Gardening sense Chris Collins
The Son of Man will send his angels, and they will collect out of his kingdom all causes of sin and all evildoers, and they will throw them into the furnace of fire.’
Jesus’ parable of the darnel makes perfect gardening sense. There is a stage when it is unwise to attempt to weed, for the safety of the plants you are seeking to encourage. Best leave things as they are, and then at harvest separate weed from plant.
‘All causes of sin and all evildoers’ will be gathered and burnt, says Jesus. Have not we all got more than a few causes of sin within us? Is it not true that we all are a mixture of good and evil, and if so, will it not be the bad in us that will be sorted out and disposed of?
Saving our whole selves
Just as God allows the good person and the evil person to continue to live side by side, God also allows the good and the evil within us to survive, because he hopes that before the end all may be saved. The question then becomes: how can we save our whole selves; what can we do to make sure that nothing of our lives is sifted out for destruction at the end of time? No longer are we smugly looking at those who do not come to church, but we have our attention focused on the less salubrious parts of our own lives.
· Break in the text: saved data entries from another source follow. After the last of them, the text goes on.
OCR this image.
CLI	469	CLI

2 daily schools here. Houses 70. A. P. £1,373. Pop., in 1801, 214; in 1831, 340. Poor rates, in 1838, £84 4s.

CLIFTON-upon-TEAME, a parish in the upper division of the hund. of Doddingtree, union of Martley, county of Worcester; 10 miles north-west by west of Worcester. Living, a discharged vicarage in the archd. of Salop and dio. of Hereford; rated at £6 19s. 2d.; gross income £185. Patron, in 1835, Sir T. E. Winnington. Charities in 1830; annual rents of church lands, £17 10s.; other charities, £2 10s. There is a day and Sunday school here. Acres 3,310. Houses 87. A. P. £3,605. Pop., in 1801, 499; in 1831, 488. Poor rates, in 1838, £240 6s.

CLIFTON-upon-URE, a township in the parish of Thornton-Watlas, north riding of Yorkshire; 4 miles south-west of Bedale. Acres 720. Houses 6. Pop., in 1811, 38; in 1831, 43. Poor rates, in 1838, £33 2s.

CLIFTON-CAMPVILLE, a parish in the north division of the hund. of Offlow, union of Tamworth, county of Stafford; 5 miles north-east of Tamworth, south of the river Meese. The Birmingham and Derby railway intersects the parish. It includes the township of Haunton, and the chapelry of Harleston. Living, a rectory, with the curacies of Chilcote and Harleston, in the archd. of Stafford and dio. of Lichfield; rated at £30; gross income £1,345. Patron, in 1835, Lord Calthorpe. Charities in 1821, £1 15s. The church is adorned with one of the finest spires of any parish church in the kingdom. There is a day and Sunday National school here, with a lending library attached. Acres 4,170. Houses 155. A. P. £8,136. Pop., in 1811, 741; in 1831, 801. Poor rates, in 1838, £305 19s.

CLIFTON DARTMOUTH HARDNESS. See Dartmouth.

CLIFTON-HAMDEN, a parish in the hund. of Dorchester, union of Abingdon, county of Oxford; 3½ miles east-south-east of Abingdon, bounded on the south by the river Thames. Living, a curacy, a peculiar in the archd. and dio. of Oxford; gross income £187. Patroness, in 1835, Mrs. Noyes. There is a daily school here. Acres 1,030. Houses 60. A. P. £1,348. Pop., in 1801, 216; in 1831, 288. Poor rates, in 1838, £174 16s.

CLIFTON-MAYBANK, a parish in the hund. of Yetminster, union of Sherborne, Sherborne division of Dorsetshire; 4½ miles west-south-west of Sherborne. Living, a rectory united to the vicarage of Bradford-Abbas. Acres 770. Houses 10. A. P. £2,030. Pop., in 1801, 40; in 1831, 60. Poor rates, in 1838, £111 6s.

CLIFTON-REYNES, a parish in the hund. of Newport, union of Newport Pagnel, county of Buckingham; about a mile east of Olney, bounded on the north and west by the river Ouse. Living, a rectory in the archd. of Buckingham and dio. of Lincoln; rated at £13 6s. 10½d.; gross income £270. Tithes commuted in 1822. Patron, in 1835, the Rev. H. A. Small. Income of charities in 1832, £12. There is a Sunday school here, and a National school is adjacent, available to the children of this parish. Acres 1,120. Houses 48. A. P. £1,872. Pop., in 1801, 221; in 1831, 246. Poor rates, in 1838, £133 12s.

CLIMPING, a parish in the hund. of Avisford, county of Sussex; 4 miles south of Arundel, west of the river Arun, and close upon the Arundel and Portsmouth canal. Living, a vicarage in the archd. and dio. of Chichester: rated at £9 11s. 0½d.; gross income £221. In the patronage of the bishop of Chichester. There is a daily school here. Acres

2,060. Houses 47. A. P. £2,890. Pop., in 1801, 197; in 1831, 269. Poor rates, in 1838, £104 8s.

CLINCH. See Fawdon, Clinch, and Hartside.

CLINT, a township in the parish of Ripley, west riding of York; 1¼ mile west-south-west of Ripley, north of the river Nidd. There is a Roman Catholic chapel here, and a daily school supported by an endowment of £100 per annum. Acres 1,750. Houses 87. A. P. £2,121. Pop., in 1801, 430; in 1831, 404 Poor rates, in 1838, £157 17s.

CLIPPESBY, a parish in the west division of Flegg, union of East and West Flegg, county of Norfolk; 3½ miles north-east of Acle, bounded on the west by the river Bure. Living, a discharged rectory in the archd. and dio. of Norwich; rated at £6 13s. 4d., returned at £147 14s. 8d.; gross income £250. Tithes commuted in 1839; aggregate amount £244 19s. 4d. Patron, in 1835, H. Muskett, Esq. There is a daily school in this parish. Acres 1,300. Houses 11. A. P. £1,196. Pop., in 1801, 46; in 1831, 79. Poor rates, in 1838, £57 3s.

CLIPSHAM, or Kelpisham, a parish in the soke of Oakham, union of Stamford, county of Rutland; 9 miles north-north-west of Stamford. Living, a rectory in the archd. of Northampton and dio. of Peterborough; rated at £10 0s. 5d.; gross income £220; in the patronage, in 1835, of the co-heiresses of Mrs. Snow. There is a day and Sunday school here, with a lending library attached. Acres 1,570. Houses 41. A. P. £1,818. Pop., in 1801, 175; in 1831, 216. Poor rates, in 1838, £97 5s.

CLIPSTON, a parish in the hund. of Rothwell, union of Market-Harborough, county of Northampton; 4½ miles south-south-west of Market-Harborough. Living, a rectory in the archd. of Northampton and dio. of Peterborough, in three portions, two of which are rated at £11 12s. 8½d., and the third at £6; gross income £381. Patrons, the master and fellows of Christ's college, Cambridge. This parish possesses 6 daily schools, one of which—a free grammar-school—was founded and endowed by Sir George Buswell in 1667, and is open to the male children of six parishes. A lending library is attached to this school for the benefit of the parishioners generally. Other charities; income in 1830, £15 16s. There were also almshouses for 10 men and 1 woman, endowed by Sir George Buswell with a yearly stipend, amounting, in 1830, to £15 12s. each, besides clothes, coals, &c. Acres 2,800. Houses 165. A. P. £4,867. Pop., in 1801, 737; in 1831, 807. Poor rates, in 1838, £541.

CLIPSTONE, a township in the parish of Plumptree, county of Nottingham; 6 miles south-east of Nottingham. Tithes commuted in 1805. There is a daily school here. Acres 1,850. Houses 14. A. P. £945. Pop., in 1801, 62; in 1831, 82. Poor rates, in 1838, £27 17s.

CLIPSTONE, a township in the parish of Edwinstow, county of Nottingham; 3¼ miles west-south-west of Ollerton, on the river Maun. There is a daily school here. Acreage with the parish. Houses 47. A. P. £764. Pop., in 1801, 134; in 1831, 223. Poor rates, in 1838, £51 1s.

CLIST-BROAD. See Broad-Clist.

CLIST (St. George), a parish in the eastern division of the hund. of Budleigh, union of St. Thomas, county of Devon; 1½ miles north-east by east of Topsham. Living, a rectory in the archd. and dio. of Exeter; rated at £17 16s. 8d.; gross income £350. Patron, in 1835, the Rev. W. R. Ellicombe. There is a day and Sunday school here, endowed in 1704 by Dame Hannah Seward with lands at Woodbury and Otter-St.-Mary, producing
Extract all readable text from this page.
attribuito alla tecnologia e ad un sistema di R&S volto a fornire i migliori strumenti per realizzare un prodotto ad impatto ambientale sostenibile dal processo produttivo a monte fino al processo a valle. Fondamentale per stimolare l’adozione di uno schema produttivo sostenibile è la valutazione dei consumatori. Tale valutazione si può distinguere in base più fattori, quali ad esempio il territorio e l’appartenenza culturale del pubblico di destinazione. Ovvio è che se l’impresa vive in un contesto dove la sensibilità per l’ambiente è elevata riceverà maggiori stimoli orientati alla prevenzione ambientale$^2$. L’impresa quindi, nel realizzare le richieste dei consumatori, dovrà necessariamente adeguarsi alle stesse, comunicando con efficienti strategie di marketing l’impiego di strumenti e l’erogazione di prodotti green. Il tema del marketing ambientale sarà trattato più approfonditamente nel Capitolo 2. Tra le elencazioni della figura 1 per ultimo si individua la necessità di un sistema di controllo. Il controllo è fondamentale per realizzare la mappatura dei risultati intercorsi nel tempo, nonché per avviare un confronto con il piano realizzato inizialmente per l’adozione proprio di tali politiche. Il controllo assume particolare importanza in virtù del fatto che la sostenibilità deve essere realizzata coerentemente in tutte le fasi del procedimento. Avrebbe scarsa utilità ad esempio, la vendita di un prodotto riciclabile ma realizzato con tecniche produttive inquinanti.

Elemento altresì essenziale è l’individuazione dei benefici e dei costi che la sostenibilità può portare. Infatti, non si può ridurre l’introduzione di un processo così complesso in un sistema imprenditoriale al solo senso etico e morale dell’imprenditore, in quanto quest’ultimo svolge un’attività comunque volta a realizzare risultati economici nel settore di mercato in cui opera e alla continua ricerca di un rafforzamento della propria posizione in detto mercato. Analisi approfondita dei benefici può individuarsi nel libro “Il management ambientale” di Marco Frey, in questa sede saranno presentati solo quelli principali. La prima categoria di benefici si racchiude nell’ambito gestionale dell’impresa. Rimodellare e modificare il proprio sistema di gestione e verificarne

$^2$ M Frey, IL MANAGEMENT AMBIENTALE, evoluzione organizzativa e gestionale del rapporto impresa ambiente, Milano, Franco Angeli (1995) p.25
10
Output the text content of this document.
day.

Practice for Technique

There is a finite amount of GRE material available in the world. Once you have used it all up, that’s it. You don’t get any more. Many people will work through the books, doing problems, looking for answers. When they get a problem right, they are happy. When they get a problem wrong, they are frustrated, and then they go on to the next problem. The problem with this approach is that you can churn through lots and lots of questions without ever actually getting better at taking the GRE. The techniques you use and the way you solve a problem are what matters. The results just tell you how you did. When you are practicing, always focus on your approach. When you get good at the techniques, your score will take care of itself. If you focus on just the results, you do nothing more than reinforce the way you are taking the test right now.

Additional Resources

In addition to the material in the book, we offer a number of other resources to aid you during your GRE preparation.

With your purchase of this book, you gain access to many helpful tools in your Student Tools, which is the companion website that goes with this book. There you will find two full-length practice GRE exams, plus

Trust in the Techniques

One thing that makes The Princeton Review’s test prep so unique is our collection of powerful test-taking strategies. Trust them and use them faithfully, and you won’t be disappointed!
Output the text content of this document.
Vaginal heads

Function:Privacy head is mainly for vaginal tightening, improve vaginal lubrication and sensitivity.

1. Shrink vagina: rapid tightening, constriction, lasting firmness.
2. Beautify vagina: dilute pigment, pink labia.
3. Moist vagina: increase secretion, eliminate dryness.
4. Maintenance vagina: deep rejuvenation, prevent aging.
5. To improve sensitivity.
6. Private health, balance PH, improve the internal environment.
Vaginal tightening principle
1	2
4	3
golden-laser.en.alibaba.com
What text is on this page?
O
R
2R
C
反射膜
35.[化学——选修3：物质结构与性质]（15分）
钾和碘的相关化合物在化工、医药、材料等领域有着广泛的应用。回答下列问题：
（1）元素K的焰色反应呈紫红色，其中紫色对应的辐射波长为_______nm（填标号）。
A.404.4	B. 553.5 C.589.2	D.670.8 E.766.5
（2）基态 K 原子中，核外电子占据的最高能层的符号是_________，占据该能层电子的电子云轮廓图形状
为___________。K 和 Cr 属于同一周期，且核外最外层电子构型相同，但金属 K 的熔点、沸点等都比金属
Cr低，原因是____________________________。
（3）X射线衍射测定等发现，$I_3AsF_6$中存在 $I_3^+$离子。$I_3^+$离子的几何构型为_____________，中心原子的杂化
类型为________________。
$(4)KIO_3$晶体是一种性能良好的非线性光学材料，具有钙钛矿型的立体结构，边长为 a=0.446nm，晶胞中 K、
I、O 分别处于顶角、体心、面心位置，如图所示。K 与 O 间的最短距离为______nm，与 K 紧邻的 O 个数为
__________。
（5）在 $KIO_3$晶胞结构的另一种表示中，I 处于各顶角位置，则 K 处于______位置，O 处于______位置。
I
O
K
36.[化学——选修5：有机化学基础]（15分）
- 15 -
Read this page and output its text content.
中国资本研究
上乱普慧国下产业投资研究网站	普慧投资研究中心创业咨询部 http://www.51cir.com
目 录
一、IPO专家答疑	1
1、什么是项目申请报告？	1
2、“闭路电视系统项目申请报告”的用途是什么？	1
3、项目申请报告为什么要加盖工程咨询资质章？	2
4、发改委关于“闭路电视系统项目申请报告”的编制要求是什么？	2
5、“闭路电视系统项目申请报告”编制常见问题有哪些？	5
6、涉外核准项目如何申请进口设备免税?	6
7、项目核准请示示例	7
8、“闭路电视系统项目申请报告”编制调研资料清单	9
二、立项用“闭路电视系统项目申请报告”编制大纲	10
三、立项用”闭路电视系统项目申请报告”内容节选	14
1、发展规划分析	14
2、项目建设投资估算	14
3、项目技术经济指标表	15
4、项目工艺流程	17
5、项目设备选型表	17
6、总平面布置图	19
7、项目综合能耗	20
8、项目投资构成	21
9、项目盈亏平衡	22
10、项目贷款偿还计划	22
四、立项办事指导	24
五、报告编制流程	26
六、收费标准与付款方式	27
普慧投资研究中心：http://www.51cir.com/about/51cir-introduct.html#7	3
The answer to our question ‘how can we save ourselves?’ is, of course, we can’t.
That is the truth of our human condition that we are so weakened by that darker side of our natures that the whole can never by our own power be pleasing to God. But God wills that we are all saved, and that we are saved whole.
The words of our liturgy give us the answer. Jesus is the Lamb of God who takes away the sins of the world – not some of the sins, but potentially all of the sins. In offering himself in perfect loving and dutiful sacrifice on the Cross, he has achieved for all humanity the remission of our sins. The Eucharist is a commemoration of that truth and it brings the effect of that claim of remission of sins into our own time, into our own lives. By celebrating the Eucharist, by lifting Christ in the Blessed Sacrament to the Father, God is reminded, as it were, of Jesus’ perfect once and for all sacrifice for sins.
Addressing causes of sin
To be present at the Mass is not only a duty for Christians, but it is to our salvation that we can allow the sacrifice of Jesus to be pleaded again and again before God the Father. This cannot be stressed too much. However, because familiarity often breeds if not contempt then indifference, might I suggest a way that could help us live out this parable?
Think of those causes of sin that if left to grow on their own will eventually be torn out of our beings and burnt and destroyed. We should be using the power of this sacrament to present to God just those weaknesses and sinfulnesses which are our potential downfall. Let the sacrifice of Christ be applied to those areas of our lives – bring one particular concern each week.
Let’s not understate the effect of this sacrament to make us whole.